Olmert counts on US backing for pullout

Palestinians oppose Olmert plan: Borders can only be set through negotiations.

olmert 298 88 aj (photo credit: Ariel Jerozolimski [file])
olmert 298 88 aj
(photo credit: Ariel Jerozolimski [file])
Acting Prime Minister Ehud Olmert said in an interview broadcast Sunday that he planned to get US backing before pushing forward with his plan to withdraw from much of the West Bank, maintain control of major settlement blocs and draw Israel's final borders by 2010. In the Israel Radio interview, Olmert expanded on his plan to determine Israel's final borders, if necessary, through unilateral West Bank pullouts. "I spoke about negotiations with the United States and the international community and I spoke about final borders that the entire international community will support, including the United States of America," Olmert said. "I have a basis to believe that there is great openness in the United States, and in other places, to listen to these arguments and also to seriously discuss them." The Palestinians oppose Olmert's plan, saying that Israel has no right to retain any settlements and final borders can only be decided through negotiations. Israel Radio commentators pushed him to talk about the makeup of his government and how he would divvy up Cabinet portfolios. Olmert refused to comment on portfolios, but said only parties that accept his plan to pullout of isolated West Bank settlements could join his government. Ahead of the Tuesday election, candidates made a last-ditch effort to win over voters, amid fears of an unprecedented low turnout. The three top candidates gave interviews to Israel Radio, trying to clarify their differences and launching final, fierce attacks on their rivals.
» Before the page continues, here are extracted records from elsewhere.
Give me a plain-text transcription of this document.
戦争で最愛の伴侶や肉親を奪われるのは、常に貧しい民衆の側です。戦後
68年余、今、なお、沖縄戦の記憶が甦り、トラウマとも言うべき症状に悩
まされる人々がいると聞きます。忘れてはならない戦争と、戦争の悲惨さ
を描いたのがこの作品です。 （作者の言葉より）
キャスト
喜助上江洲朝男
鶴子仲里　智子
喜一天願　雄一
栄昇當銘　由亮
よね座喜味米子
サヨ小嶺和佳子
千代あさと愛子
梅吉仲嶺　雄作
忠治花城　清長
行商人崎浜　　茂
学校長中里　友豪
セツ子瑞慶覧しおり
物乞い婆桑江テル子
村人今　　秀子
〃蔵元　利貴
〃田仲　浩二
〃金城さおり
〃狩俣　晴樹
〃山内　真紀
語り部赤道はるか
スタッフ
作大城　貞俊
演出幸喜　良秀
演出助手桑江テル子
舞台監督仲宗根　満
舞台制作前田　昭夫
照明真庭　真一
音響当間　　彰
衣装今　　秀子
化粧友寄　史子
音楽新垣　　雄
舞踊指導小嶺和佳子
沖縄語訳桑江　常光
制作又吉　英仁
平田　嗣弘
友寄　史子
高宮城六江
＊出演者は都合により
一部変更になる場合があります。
Amir Peretz, head of the Labor Party, which is expected to finish a distant second, used his last day of campaigning to attack former prime minister Shimon Peres, the longtime Labor leader who defected to Kadima after losing a party primary to Peretz. Likud Chairman Binyamin Netanyahu attacked Olmert and Peretz, but also defended the economic moves he is being lambasted for taking when he served as finance minister under Sharon.